Glossary Entry

What is KYA — Know Your Agent?

Know Your Agent (KYA) establishes verifiable on-chain identities for autonomous AI agents using W3C DIDs and A2A Agent Card verification.

Overview

Know Your Agent (KYA) establishes verifiable on-chain identities for autonomous AI agents using W3C DIDs and A2A Agent Card verification.

KYA is Layer 1 of the Agentic Control Plane stack — the foundational identity layer every downstream enforcement mechanism depends on. Before an AI agent can be governed, sanitized of injection attempts, or authorized to sign a transaction, it must have a verifiable identity.

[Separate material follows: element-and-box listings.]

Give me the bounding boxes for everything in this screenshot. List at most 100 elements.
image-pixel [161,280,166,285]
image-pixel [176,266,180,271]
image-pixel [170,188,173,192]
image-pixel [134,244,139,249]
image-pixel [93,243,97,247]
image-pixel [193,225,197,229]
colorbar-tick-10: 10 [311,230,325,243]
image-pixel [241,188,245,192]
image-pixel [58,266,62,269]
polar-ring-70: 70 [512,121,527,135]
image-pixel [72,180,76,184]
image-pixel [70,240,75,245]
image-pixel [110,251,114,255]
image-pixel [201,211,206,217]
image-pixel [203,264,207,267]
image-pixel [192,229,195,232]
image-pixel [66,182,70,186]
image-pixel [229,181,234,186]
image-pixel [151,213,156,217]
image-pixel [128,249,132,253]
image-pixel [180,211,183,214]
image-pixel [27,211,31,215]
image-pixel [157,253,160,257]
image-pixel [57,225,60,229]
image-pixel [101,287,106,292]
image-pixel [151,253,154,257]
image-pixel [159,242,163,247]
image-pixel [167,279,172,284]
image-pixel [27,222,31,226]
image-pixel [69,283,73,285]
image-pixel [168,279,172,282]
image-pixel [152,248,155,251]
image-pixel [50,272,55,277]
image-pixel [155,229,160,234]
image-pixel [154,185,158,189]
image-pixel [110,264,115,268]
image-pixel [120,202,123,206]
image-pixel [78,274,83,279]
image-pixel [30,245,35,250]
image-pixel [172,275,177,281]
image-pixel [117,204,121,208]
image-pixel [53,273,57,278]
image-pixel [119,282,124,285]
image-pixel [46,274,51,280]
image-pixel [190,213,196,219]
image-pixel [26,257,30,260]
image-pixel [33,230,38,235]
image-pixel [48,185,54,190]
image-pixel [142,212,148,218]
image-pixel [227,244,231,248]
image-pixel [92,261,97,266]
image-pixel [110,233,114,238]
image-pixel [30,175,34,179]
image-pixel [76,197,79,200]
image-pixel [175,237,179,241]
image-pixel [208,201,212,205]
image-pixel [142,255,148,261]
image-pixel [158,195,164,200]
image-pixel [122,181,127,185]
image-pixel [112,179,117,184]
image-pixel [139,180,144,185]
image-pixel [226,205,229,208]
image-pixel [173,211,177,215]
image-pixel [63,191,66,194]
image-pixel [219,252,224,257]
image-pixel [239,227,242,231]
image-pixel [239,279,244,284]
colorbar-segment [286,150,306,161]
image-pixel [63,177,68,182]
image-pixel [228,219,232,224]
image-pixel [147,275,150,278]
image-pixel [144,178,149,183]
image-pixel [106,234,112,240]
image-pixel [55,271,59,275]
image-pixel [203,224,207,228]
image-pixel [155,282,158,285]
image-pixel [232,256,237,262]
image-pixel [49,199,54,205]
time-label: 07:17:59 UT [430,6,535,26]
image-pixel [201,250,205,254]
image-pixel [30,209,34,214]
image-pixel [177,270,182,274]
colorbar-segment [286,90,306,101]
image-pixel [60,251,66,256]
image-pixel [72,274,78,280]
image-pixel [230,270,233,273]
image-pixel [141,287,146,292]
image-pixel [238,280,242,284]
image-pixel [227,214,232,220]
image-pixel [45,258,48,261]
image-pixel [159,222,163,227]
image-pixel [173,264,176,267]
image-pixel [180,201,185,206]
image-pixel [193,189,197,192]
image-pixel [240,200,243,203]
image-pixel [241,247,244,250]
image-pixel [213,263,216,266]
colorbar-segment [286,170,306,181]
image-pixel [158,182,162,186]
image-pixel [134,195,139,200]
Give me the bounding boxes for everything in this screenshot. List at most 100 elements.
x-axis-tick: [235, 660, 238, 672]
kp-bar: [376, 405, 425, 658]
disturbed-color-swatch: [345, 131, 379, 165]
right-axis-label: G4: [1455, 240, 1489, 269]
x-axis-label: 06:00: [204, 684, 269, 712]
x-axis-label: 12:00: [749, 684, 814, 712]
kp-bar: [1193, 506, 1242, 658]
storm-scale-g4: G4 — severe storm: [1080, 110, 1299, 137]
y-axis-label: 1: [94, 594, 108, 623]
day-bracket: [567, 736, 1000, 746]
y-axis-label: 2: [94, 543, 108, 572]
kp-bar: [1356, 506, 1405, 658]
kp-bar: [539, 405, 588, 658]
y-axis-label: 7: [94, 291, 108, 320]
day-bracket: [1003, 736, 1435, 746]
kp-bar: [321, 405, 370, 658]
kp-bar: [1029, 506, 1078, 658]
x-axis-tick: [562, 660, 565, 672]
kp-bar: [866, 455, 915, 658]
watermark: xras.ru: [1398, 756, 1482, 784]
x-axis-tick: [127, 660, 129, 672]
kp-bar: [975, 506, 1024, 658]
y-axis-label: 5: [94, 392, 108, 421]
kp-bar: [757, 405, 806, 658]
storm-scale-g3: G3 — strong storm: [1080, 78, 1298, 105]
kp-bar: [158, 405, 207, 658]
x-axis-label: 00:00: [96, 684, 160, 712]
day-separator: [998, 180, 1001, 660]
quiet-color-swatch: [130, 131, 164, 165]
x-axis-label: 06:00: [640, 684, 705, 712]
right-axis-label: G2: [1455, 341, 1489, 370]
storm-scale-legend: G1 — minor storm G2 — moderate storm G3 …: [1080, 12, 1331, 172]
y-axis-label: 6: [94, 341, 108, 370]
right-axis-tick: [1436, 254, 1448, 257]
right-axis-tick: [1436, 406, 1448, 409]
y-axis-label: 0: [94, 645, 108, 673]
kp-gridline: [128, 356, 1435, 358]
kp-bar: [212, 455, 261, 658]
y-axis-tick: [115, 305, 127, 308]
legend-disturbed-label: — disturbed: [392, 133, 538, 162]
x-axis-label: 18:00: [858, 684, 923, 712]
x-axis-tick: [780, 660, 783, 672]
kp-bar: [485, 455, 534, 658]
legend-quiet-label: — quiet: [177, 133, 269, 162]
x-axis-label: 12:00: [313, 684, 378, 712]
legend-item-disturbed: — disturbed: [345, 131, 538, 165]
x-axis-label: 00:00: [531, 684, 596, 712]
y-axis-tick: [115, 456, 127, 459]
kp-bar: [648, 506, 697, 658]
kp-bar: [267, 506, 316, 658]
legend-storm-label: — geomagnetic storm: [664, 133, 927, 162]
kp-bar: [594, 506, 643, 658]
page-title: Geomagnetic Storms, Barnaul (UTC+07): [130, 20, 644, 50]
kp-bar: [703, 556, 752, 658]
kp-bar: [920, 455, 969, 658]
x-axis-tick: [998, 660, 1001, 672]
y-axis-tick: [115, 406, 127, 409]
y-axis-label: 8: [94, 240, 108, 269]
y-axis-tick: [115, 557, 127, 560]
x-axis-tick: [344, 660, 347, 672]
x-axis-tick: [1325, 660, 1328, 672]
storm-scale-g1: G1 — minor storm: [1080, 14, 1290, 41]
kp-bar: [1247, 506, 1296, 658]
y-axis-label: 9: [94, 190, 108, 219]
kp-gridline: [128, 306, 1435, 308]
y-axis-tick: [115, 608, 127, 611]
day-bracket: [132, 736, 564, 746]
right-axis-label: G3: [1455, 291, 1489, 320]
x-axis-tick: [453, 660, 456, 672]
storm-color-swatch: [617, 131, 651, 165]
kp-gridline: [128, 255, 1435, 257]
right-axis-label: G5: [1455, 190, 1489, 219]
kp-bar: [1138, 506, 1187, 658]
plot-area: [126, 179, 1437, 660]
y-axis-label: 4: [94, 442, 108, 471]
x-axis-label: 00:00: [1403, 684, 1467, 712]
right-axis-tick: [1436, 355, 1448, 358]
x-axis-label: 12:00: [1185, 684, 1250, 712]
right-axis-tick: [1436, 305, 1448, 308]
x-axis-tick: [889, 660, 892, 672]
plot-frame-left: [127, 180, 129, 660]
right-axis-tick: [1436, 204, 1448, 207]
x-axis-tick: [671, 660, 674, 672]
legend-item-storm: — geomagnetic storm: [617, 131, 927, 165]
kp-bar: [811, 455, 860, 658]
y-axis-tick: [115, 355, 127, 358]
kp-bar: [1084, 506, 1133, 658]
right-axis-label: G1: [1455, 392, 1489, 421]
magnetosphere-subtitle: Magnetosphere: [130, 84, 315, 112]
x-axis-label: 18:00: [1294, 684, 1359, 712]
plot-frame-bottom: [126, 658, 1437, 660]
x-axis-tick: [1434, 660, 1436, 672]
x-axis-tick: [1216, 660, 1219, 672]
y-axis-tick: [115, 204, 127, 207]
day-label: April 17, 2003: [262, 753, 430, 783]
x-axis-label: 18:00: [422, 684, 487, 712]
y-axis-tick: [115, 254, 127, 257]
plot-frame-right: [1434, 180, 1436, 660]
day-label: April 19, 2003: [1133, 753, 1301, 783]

KYA establishes that identity — anchored cryptographically, not claimed.

DeAgenticAI’s Agentic Control Plane enforces cryptographic policy over AI agent authority — separating what an agent can do from what it is authorized to do — in Web3 and enterprise financial environments. KYA is the mechanism by which that authority separation becomes identity-specific: each agent’s policy, spending limits, and escalation paths are assigned to its verified identity, not to a generic process or application.

How does it work?

  1. 1

    Define the execution boundary

    Identify where this concept sits in the agent execution path and what decisions it governs.

  2. 2

    Evaluate policy and risk implications

    Map how this mechanism interacts with authorization, risk scoring, and escalation controls.

  3. 3

    Enforce at signing or execution time

    Explain how enforcement occurs at runtime and what is blocked when conditions are not met.

  4. 4

    Record auditable outcomes

    Capture approvals, denials, and context so teams can validate behavior under review.

Why does this matter?

This entity defines a core control-plane mechanism and should be linked from all related implementation and architecture pages.

Frequently Asked Questions

Why is this entity important for governed agent execution?

It defines one of the control points that keeps autonomous behavior within explicit authority and risk limits.

How does this connect to policy and signing?

This concept should map directly to policy evaluation and the final execution boundary where authorization is enforced.

Where should teams reference this term?

Use it consistently in solution pages, compare pages, and technical guides so the internal knowledge graph remains coherent.